The model settlement from the second half of the 19th century is a district of Capriate San Gervasio and is considered an exceptional example of a workers’ settlement with a modern infrastructure for the time, consisting of a school, hospital, church, single and multi-family houses, etc. The settlement was created on the initiative the entrepreneurial family Crespi for the workers of their own cotton mill.
Crespi d’Adda: facts
|Official title:||Model settlement of Crespi d’Adda|
|Cultural monument:||typical residential and commercial estate developed on the initiative of an enlightened industrialist|
|Location:||Crespi d’Adda, south of Capriate, near Bergamo|
|Meaning:||exceptional example of an industrial city from the late 19th and early 20th centuries|
Crespi d’Adda: history
|1875||Construction of the industrial estate designed in historicism|
|1878||Moving into the settlement|
|1889||The company is taken over by Silvio Benigno Crespi, son of the company’s founder, Cristoforo Benigno Crespi|
|1924||Construction of the administrative center based on a design by Ernesto Pirovano|
Architecture to reconcile capital and labor
“Are the cotton manufacturers,” a just 26-year-old asked the industrial barons present at a Milan congress in 1894, “aware of their responsibility and duty?” His aim was “to reconcile the needs of industry with the needs of human nature «. According to ehistorylib, Silvio Benigno Crespi was concerned about the “human factor” in the expansion and productivity increase in the northern Italian textile industry. He also thought of a long labor peace and its beneficial effects.
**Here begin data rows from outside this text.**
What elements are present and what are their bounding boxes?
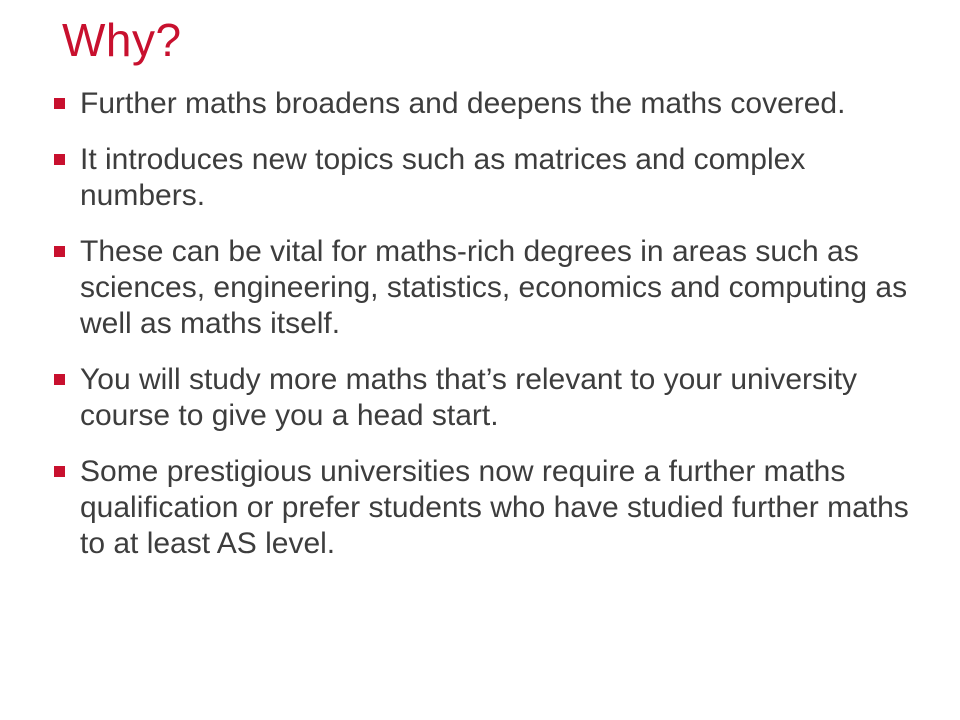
slide-title: Why? [62,14,182,66]
bullet-text: Some prestigious universities now require a further maths qualification or prefer students who have studied further maths to at least AS level. [80,455,909,560]
bullet-item [52,234,932,342]
bullet-text: You will study more maths that’s relevant to your university course to give you a head start. [80,363,858,432]
bullet-item [52,454,932,562]
bullet-text: Further maths broadens and deepens the maths covered. [80,87,846,120]
bullet-text: It introduces new topics such as matrices and complex numbers. [80,143,806,212]
bullet-item [52,142,932,214]
square-bullet-icon [54,98,65,109]
bullet-item [52,86,932,122]
bullet-list [52,86,932,582]
bullet-item [52,362,932,434]
bullet-text: These can be vital for maths-rich degrees in areas such as sciences, engineering, statistics, economics and computing as well as maths itself. [80,235,908,340]
square-bullet-icon [54,246,65,257]
square-bullet-icon [54,374,65,385]
square-bullet-icon [54,154,65,165]
square-bullet-icon [54,466,65,477]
The stone evidence of his ideas can be admired in the village, which is named after the family that founded it. Crespi d’Adda, between Bergamo and Milan, has seen a lot in its 120 years. The “industrial archaeological” evidence of the heyday and the long farewell to splendor are easy to decipher. Crespi d’Adda is a testament to industrial history, but not a museum village.
Silvio B. Crespi, who had a great career ahead of him as an entrepreneur, liberal politician and banker, experienced not only the rise but also the steep decline of his textile dynasty in the economic crisis of 1929. What he tried to achieve as a manufacturer was called generations later »humanization of the world of work«. With this noble goal, his father Cristoforo Benigno Crespi had left the family seat in the province of Varese to buy a piece of land for a new factory in the corner between the two rivers Adda and Brembo. Cristoforo had the ideas of the English entrepreneur and social reformer Robert Owen in mind and in mind and wanted to create an exemplary factory and residential complex in his spirit.
The work came to those who needed it. People who could no longer live on their land should be able to walk to work. The design of an ideal, as it were autonomous village, in which livelihoods, family and community life, recreation and cultural stimulation existed close together, succeeded in reality. As old photos testify, there was a full life between the rivers for five decades: proudly like Oskar, a bridegroom with his bride and many guests poses on the wide church stairs; a large, barefoot group of children has not only come together for the photographer. Pictures of ice cream sellers with carts, of starts to bicycle races or exercises by the fire brigade, of the Crespi family in four-horse carriage or of performances in the village theater awaken buried memories.
Today architecture students invade the »workers’ village« from near and far and plunder the village kiosk until there are no local guides left. Life in Crespi d’Adda has become a lot quieter and is still protected by the two rivers. Anyone who reaches the small town from the urbanized surrounding area with its mixed village and industrial structures can still perceive Crespi d’Adda as a beneficial alternative, a different world with the neo-Gothic predilection of the Wilhelminian era. The fact that some buildings may need a new coat of paint or new shutters fits in well with the changing times.
The village is strictly planned and structured: to the right of the dead straight axis the factory, in which around 3,600 employees worked in 1928 and now a few hundred textile workers are still producing jeans, to the left of the long axis – which ends in a monumental cemetery – the residential streets that run parallel to the Factory have grown. There should be enough space for everyone to live, but they had also thought of the “social green”, of ornamental and kitchen gardens. The worker who works monotonously on machines should not lose touch with nature. Today, individuality has spread in the well-tended gardens. The uniform architecture of the one-, two- and multi-family houses has been freely supplemented by prefabricated arbors, play equipment, vehicle parking spaces and garden gnome decorations. The rustic wooden canopy of the village bar actually suggests something completely different from this stylish, fine dining room. Fortunately, it will not be easy to forget how Cristoforo and Silvio Crespi imagined the symbiosis of capital and labor.